Le cannabis et les produits vendus ne peuvent avoir d'effets psychotropes
Le cannabis et les produits vendus ne peuvent avoir d'effets psychotropes - © THOMAS SAMSON - AFP

Les projets de magasins à base de produits contenant du cannabis sont nombreux depuis plusieurs mois mais peu finissent par aboutir. Récemment dans le centre-ville de Mons, un commerce de ce type vient d'ouvrir ses portes. Les tenanciers se veulent pour le moment discrets. Ils ne fonctionnent que par le bouche à oreille. Mais quelle est la règlementation sur ce type de commerce?

Pour ouvrir il faut plusieurs autorisations. Tout d'abord, la personne doit inscrire son établissement auprès de la BCE, la Banque-Carrefour des Entreprises et doit faire la demande pour obtenir un numéro TVA. Jusque là, rien de bien compliqué. Mais la suite, notamment la vente des produits, est beaucoup plus complexe. "Pour les produits à caractères médicaux ou qui risquent de poser un problème en terme de santé, l'AFSCA (l'Agence Fédérale pour la Sécurité de la Chaîne Alimentaire) et l'inspection des pharmacies peuvent intervenir" explique Christian Henry, le Procureur du Roi de Mons. "C'est surtout si cela à une influence soit sur le monde médical ou pharmaceutique, soit sur l'éventuelle santé du consommateur." poursuit-il.
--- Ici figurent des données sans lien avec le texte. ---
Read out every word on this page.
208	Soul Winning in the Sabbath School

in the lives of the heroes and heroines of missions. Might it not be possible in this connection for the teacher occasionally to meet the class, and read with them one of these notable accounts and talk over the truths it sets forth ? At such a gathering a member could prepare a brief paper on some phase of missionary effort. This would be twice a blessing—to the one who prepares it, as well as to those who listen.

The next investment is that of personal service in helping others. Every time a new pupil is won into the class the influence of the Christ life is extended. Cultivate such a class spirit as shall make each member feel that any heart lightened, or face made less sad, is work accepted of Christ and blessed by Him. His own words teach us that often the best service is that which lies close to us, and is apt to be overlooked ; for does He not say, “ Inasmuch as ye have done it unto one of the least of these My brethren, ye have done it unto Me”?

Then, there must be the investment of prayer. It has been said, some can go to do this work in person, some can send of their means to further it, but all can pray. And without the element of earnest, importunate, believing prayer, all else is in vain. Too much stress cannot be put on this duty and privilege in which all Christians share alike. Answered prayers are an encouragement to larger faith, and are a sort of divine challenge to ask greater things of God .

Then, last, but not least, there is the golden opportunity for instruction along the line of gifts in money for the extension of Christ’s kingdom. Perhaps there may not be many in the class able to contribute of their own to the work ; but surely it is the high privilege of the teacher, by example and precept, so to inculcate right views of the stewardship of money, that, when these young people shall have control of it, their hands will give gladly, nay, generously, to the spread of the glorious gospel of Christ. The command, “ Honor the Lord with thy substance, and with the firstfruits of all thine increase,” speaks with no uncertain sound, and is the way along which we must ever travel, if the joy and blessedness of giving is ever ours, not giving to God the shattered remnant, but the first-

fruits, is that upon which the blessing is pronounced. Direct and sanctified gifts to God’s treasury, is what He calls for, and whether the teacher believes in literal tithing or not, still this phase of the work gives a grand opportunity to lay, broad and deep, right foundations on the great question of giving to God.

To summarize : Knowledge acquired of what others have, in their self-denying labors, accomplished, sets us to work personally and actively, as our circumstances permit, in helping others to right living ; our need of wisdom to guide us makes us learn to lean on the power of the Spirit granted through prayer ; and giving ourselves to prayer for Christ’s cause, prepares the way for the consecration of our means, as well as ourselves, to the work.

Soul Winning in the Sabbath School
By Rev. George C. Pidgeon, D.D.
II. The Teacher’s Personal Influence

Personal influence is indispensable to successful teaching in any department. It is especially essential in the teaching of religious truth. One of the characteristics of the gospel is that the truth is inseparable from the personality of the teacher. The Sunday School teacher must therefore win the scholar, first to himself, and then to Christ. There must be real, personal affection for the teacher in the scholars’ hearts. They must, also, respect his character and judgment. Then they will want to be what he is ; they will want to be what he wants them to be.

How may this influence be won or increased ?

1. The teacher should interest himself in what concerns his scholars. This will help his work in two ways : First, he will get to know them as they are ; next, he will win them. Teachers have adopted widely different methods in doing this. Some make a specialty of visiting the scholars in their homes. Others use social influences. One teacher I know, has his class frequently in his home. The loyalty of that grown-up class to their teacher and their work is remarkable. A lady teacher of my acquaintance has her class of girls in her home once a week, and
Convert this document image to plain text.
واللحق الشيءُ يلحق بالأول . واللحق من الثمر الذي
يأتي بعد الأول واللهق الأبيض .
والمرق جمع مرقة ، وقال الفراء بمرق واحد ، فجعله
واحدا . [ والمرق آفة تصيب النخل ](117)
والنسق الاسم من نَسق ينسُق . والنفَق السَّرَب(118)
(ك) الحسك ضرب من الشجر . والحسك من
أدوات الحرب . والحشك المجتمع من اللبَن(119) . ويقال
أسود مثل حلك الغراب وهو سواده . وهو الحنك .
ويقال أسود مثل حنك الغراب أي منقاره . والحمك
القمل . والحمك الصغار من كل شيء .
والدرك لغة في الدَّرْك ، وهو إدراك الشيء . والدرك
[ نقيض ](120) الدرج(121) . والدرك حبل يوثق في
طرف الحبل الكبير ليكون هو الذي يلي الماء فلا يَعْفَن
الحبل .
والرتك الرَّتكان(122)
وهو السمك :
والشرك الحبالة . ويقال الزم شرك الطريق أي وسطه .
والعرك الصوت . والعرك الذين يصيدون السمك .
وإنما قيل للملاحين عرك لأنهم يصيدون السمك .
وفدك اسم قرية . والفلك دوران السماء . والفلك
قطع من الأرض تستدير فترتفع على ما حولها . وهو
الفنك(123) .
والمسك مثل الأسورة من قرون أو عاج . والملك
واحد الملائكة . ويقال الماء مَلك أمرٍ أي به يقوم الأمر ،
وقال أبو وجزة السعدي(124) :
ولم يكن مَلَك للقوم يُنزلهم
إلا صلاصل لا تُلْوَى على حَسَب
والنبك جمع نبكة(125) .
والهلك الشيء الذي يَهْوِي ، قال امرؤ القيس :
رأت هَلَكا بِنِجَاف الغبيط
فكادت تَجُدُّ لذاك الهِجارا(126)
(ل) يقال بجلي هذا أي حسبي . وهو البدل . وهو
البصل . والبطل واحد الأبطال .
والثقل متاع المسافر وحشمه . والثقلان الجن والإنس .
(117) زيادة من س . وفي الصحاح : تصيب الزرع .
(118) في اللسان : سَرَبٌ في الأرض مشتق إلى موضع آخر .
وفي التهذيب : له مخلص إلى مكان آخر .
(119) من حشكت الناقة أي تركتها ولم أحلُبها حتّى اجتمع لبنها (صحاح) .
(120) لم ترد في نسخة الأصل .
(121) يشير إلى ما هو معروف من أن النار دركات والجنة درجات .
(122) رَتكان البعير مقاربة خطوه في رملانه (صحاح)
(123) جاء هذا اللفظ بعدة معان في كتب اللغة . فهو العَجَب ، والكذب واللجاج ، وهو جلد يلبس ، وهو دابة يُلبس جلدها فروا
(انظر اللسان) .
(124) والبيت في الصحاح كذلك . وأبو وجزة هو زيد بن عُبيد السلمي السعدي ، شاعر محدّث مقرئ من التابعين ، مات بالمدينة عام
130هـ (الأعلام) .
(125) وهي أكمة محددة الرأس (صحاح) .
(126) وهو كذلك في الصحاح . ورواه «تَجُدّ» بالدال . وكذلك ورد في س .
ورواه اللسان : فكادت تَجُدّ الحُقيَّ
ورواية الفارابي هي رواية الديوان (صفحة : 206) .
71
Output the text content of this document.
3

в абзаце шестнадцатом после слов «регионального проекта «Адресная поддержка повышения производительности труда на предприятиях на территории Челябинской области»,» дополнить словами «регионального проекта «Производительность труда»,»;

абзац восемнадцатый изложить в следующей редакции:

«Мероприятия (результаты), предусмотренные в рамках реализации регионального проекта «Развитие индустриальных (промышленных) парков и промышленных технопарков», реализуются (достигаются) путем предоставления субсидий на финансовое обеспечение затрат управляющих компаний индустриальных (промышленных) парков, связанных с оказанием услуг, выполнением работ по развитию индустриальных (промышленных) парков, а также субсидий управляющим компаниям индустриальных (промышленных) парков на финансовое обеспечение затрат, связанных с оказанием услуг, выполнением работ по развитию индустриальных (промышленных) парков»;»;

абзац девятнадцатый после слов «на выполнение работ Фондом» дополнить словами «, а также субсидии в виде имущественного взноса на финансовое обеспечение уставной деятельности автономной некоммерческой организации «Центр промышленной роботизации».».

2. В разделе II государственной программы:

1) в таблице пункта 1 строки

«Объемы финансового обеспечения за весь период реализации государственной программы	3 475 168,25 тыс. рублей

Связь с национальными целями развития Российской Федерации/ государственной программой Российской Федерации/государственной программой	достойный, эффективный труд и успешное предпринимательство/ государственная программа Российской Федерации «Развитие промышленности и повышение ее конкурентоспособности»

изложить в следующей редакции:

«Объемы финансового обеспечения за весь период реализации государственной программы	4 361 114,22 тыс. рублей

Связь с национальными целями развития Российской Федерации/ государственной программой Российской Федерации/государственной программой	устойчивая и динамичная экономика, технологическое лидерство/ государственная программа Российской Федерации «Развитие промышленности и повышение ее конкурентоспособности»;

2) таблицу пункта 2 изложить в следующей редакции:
D'autant que la législation concernant les produits à base de cannabis est très rigoureuse. "La loi interdit toute culture, tout commerce, toute vente et consommation de produits stupéfiants ou psychotropes" rappelle Christian Henry. Or un produit est considéré comme stupéfiant dès que le taux de THC, la molécule présente dans le cannabis, dépasse des 0,2%. A titre comparatif, dans l'herbe de cannabis traditionnelle, le taux se situe entre 4 et 11 %. Pour ne pas être hors-la-loi, les commerçants doivent posséder, pour chaque produit, un certificat prouvant que le taux de THC n'est pas plus élevé que la limite autorisée. Dans ces produits fabriqués en Suisse, c'est le CBD, la cannabidiol qui est présent (sans effets psychotiques).  

Les responsables du magasin montois assurent que tous leurs produits sont légaux. Au moment où nous avons contacté le Procureur du Roi, celui-ci n'était pas au courant de l'ouverture de cette nouvelle surface. Mais Christian Henry assure qu'il va demander à ce que plusieurs vérifications soient effectuées afin de voir si tout est aux normes "A partir du moment où j'apprends qu'un commerce de ce type vient d'ouvrir, je demanderai de vérifier si on est ou non dans la légalité. Si l'on retrouve dans ce magasin des produits qui contiennent plus de 0,2% de THC, cela veut dire que l'on vend des produits stupéfiants et ça c'est interdit par la loi" conclut Christian Henry.

Les tenanciers n'ont pas voulu nous accorder d'interviews. Ils assurent cependant être en contacts réguliers avec les autorités communales, l'AFSCA et même la brigade des stupéfiants de la Police de Mons.